Often the most natural practice possibilities, i.e., family member, friends,
neighbors, or rivals, are somehow eliminated because of various reasons.
“Oh, I can’t play with my father, he shouts at me all the time,” is one excuse.
“I can’t stand to lose to her” is another. “I can’t count on them to be there
on time,” or “to play hard when they come” is frequent. At this point I think
the player should have a “heart-to-heart” with their potential practice partner. The gist of which would conclude: “Look, I need you to get better,
and I know you want the same. Let’s set a regular time, keep our mouths
shut, and promise each other we’ll work as hard as we can while we’re on
the court. Also we’ll swap practice hits on an equal basis.”
“Swap practice hits?” What does this mean? It means that if you are,
and have, a dependable friend, you can set up the practice balls rather
than pay a pro a fee for such service (or fail to practice because of an
absent coach). This agreement has enormous potential for specific shot
improvement, yet will go awry quickly unless each person is conscientious
about hitting his share of the set ups. It also helps players to make note
of their weak shots and their friend’s weak shots during play. A sincere
effort must be made by the players to set up the practice balls realistically.
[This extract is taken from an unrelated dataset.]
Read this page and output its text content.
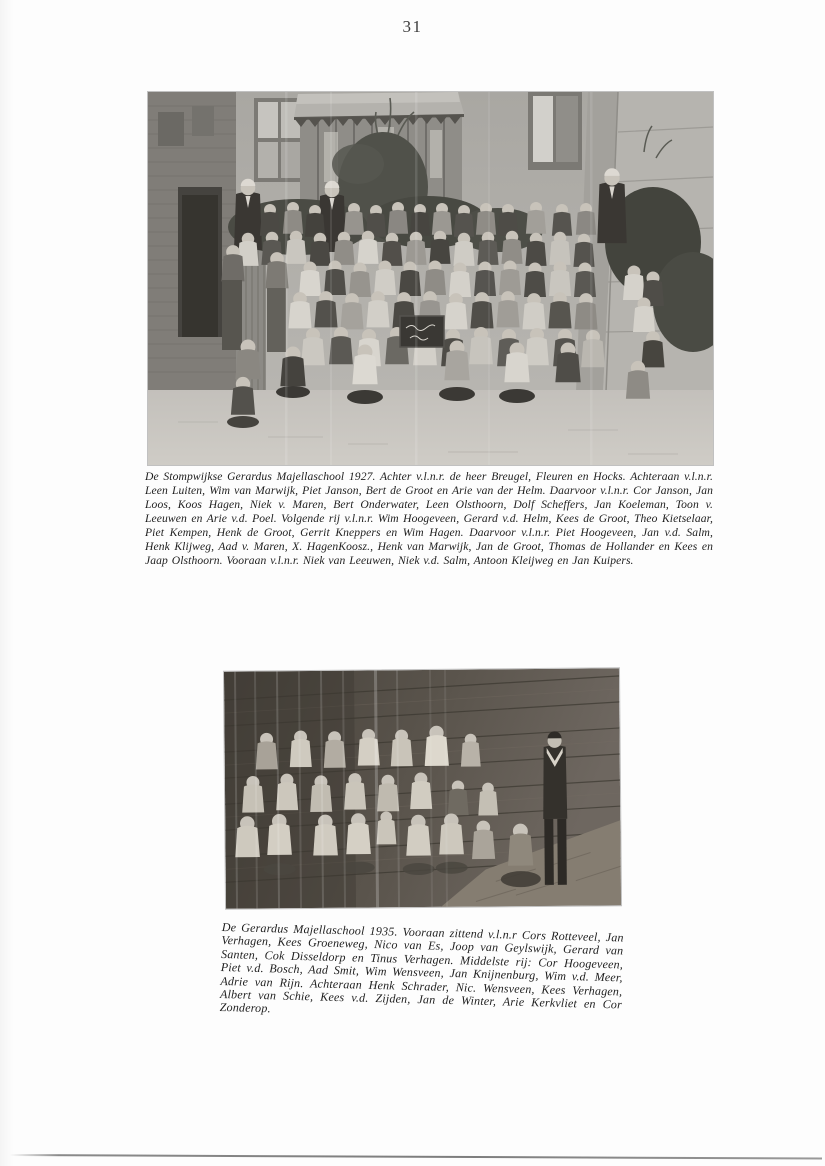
31

De Stompwijkse Gerardus Majellaschool 1927. Achter v.l.n.r. de heer Breugel, Fleuren en Hocks. Achteraan v.l.n.r. Leen Luiten, Wim van Marwijk, Piet Janson, Bert de Groot en Arie van der Helm. Daarvoor v.l.n.r. Cor Janson, Jan Loos, Koos Hagen, Niek v. Maren, Bert Onderwater, Leen Olsthoorn, Dolf Scheffers, Jan Koeleman, Toon v. Leeuwen en Arie v.d. Poel. Volgende rij v.l.n.r. Wim Hoogeveen, Gerard v.d. Helm, Kees de Groot, Theo Kietselaar, Piet Kempen, Henk de Groot, Gerrit Kneppers en Wim Hagen. Daarvoor v.l.n.r. Piet Hoogeveen, Jan v.d. Salm, Henk Klijweg, Aad v. Maren, X. HagenKoosz., Henk van Marwijk, Jan de Groot, Thomas de Hollander en Kees en Jaap Olsthoorn. Vooraan v.l.n.r. Niek van Leeuwen, Niek v.d. Salm, Antoon Kleijweg en Jan Kuipers.

De Gerardus Majellaschool 1935. Vooraan zittend v.l.n.r Cors Rotteveel, Jan Verhagen, Kees Groeneweg, Nico van Es, Joop van Geylswijk, Gerard van Santen, Cok Disseldorp en Tinus Verhagen. Middelste rij: Cor Hoogeveen, Piet v.d. Bosch, Aad Smit, Wim Wensveen, Jan Knijnenburg, Wim v.d. Meer, Adrie van Rijn. Achteraan Henk Schrader, Nic. Wensveen, Kees Verhagen, Albert van Schie, Kees v.d. Zijden, Jan de Winter, Arie Kerkvliet en Cor Zonderop.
(Communication helps here!) Again, it helps to “blend” shots that go
together naturally. For example, player one practices serving at the
backhand while player two practices his backhand return. Next the
players reverse roles. Drills can be fit together in a limitless number of
patterns and shots, yet some are time honored and should be emphasized.
Even coaching college men who were quite talented, one had to sell
the players on the value of drilling and their dependency on each other
to practice properly. Of course, more than two can practice together. A
coach would never allow absenteeism, tardiness, or the “I just don’t feel
like practicing hard today” excuse. For player A to improve, player B must
extend himself. The entire team’s improvement is dependent on each
member’s maximum effort to extend their teammate into improvement.
A sack or rack or bag of practice balls is a common sight around
tennis courts today. Surely you should hit “tons” of practice services. You
can bounce hit, backboard practice, and work on the ball machine. You can
take lessons from the best, but to really improve, friend, you need a friend!